Vera Starbard remembers the phone call earlier this month that brought the news “Molly of Denali” had received two Emmy nominations, and that Starbard, who has worked on the PBS Kids’ show since 2017, was among the people listed for her contribution to the show.
“I almost hung up on her — I was so surprised, but then of course I started to cry,” Starbard said, laughing.
Starbard, who is Tlingit and Dena’ina Athabascan, was nominated alongside a handful of other writers including Juneau resident and Tlingit playwright Frank Henry Kaash Katasse and University of Alaska Southeast Professor X’unei Lance Twitchell, who is Tlingit, who are set to head to Los Angeles on Dec. 10 to attend the Children’s & Family Emmy Awards for show’s two nominations: Outstanding Preschool Animated Series and Outstanding Writing for a Preschool Animated Program nominations for their contribution to the show.
The show “Molly of Denali” is the first nationally distributed children’s show in the U.S. to feature an Alaska Native lead character.

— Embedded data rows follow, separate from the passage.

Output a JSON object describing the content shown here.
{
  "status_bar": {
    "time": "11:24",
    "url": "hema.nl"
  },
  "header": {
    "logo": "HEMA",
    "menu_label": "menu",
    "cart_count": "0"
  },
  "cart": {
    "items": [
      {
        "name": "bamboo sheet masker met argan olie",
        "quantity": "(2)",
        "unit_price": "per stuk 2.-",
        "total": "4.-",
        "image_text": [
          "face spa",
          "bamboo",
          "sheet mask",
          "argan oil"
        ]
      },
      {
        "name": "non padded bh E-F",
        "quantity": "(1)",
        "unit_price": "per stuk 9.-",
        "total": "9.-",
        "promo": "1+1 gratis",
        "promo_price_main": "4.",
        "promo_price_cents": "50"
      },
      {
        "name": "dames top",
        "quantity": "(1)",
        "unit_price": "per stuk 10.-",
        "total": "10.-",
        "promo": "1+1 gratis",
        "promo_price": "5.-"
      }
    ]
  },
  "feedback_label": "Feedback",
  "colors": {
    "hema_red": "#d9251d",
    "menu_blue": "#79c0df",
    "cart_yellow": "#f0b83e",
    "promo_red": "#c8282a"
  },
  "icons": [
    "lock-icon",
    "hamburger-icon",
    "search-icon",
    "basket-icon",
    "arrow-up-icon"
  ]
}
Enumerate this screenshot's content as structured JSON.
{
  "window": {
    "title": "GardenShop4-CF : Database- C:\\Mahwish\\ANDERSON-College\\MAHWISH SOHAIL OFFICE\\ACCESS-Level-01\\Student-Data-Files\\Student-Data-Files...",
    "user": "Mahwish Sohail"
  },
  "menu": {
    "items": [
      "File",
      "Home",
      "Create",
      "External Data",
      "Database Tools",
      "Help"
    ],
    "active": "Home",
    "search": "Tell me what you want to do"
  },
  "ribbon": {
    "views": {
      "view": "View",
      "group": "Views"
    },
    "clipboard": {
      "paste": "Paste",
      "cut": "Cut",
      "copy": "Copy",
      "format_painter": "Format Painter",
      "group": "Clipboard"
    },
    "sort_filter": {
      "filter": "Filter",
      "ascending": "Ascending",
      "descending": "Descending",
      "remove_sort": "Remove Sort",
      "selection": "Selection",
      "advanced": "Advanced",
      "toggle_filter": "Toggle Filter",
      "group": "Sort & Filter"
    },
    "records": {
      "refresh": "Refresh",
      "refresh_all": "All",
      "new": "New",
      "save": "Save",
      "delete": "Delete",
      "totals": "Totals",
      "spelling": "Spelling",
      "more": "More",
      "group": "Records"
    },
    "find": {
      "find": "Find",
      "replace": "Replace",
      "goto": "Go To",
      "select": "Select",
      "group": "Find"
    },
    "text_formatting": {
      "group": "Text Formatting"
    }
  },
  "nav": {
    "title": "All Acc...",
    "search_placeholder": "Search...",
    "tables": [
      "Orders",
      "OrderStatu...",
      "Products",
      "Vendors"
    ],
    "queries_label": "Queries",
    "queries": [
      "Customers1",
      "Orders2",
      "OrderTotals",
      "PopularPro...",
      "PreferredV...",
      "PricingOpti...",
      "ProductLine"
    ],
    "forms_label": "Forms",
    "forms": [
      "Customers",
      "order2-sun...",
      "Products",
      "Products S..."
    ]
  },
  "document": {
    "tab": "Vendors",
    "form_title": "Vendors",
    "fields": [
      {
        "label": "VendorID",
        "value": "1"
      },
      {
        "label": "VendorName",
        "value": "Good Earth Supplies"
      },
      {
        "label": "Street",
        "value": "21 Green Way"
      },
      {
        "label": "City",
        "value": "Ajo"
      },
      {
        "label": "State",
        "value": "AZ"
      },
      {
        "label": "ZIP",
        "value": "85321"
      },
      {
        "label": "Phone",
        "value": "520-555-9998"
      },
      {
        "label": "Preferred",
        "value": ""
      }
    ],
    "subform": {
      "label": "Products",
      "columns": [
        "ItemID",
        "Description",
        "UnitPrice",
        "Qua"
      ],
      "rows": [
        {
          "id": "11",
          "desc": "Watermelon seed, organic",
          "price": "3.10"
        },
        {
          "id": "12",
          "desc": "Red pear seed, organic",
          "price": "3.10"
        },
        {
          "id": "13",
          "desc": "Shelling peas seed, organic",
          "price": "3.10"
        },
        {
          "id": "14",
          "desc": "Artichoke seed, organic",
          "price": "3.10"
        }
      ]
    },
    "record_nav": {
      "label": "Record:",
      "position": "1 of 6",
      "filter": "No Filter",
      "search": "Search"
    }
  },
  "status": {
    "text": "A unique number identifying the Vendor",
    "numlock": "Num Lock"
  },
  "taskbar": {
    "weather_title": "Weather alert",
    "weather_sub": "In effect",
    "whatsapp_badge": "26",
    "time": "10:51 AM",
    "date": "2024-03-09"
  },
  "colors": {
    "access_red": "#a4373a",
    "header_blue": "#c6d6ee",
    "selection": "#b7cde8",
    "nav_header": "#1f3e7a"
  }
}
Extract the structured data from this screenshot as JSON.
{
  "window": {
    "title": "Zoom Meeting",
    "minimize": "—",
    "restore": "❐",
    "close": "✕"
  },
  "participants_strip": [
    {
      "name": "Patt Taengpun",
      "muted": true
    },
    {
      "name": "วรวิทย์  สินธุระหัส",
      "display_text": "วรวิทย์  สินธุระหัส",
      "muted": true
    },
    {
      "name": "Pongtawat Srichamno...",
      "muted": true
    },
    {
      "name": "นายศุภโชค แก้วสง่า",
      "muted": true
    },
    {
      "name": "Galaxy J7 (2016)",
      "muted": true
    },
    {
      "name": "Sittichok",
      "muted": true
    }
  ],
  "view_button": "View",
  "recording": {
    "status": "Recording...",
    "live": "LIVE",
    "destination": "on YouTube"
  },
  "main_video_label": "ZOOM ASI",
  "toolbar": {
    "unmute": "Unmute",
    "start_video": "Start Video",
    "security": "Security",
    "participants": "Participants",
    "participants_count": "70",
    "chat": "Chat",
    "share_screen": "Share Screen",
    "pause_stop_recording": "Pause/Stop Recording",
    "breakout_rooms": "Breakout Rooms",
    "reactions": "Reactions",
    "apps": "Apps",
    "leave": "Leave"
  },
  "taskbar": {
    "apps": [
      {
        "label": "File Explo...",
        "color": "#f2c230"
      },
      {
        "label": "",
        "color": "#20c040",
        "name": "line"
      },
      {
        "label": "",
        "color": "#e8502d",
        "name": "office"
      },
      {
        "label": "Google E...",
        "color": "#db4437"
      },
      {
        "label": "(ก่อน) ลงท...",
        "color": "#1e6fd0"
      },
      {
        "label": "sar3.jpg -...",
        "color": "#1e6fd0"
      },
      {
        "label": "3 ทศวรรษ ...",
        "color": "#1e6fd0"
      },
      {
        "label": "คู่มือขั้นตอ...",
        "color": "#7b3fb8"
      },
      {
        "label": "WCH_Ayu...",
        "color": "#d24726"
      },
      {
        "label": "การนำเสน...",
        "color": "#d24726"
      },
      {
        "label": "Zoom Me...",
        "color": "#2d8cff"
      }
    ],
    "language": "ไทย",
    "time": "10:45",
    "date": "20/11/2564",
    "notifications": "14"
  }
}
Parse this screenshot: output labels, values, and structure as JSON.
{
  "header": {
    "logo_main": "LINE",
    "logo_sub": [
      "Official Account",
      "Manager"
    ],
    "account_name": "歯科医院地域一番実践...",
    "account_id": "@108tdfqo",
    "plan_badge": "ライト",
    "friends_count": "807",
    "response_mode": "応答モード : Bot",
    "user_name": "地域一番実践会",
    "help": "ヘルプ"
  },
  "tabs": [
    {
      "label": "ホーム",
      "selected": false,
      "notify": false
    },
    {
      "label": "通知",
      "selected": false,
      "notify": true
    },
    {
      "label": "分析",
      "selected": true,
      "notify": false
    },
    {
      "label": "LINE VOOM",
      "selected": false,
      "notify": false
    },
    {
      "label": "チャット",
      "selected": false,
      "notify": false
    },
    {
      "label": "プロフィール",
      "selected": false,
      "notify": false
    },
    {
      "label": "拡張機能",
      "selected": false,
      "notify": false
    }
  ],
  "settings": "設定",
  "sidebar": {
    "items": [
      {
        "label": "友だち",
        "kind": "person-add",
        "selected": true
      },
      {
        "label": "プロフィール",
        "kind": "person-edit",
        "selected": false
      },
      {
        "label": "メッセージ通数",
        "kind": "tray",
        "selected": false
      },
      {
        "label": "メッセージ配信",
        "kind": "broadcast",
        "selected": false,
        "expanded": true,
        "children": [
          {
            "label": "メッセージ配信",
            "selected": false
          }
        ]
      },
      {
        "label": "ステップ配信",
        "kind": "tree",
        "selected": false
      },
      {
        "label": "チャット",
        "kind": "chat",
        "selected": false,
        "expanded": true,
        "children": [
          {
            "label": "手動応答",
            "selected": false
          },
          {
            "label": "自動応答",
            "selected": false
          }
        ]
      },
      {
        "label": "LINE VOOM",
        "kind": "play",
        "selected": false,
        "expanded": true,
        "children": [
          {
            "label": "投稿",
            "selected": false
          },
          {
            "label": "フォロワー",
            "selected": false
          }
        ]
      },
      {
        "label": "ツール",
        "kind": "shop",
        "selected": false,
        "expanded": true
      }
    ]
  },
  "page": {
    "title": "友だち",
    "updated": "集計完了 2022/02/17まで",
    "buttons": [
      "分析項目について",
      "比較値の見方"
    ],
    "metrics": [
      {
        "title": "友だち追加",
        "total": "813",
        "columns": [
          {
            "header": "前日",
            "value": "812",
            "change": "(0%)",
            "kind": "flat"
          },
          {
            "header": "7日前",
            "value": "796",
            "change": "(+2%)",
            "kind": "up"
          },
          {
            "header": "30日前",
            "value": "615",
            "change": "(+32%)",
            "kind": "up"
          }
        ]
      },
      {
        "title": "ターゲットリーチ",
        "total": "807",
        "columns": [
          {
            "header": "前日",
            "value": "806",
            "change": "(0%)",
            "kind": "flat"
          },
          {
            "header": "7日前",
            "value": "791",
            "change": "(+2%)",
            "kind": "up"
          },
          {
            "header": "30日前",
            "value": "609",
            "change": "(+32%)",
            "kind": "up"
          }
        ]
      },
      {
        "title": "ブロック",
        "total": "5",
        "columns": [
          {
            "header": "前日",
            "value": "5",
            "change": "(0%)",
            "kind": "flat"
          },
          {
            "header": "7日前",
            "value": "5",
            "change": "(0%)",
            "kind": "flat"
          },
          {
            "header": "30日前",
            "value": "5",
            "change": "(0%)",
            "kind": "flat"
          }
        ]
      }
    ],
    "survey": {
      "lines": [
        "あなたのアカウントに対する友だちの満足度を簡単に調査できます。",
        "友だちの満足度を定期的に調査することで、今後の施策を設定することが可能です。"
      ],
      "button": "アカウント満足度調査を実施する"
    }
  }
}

“It’s a huge moment for Alaska Native people, it’s a huge moment for Tlingit people,” Starbard said. “I think this shows what Alaska Native people already know, which is that Alaska Native artists are brilliant and creative and unique.”
Starbard, born in Craig, is known across Alaska both for her work on “Molly of Denali,” along with contributing to ABC’s “Alaska Daily,” but in Juneau, many might recognize her from her plays brought to life on the Perseverance Theatre stage.
Starbard said the Emmy nomination is a major step toward gaining more recognition within the entertainment industry for Alaska Native people and people of color who deserve more appreciation for the “amazing” work that they have done and continue to do.
Starbard said growing up as a young Alaska Native girl in a rural Alaska community, she never saw herself represented when she turned on the TV. Now, thanks to her work and the work of the hundreds of other Indigenous people who contributed to the show, she said she is grateful to know that both her young nephew and other Alaska Native children will never have to experience that sense of disconnect.
“There are no more generations coming after me that will not have an Alaska Native character to look to, to identify with,” she said. “My nephew will always have someone to show him that he’s important too.”
Katasse, who was born in Petersburg but grew up in South Douglas at the end of 4th street, said the reality of the nominations and his name being on the list is still setting in him.
“It was super surprising, but I think it’s well deserved by everyone,” he said.
Katasse said he hopes the recognition the show has received opens the door for more Indigenous-based shows to become the norm so that more Indigenous people can start to see stories and characters that they can relate to.
Katasse said being a part of the show has been a great experience for him and applauded its emphasis on bringing in more Indigenous writers and artists to contribute to the show.
“It’s been a really beautiful process,” he said. “It’s amazing that a small town like Juneau can put out three people in a writing room that can get nominated for an Emmy, I think that it’s something really special.”
Twitchell, UAS professor of Alaska Native Languages, also remarked on being included in the list for the nominations, and said knowing that his young children will be able to see someone like themselves represented in the media has been an “amazing experience” for him, and working on the show has been both challenging and rewarding for him as a writer.
“They get to see a reflection of themselves in the media, which is so important,” he said. “It’s a dream, it’s wonderful to go down this road as a creative writer, as a screenwriter, as a playwright and go work with not only incredibly talented but fun people to be around as well.”
Twitchell said for many years, Juneau has taken great steps to bring more Indigenous voices into the arts, and he hopes young Alaska Native and other Indigenous people see the work being done in the media and arts and know that it is possible for them to find success in those platforms.
“We need more Native written content, not just content written about Natives,” Twitchell said. “We want young native people to know that this is something you can do — you can become a storyteller at this level, you can do these things.”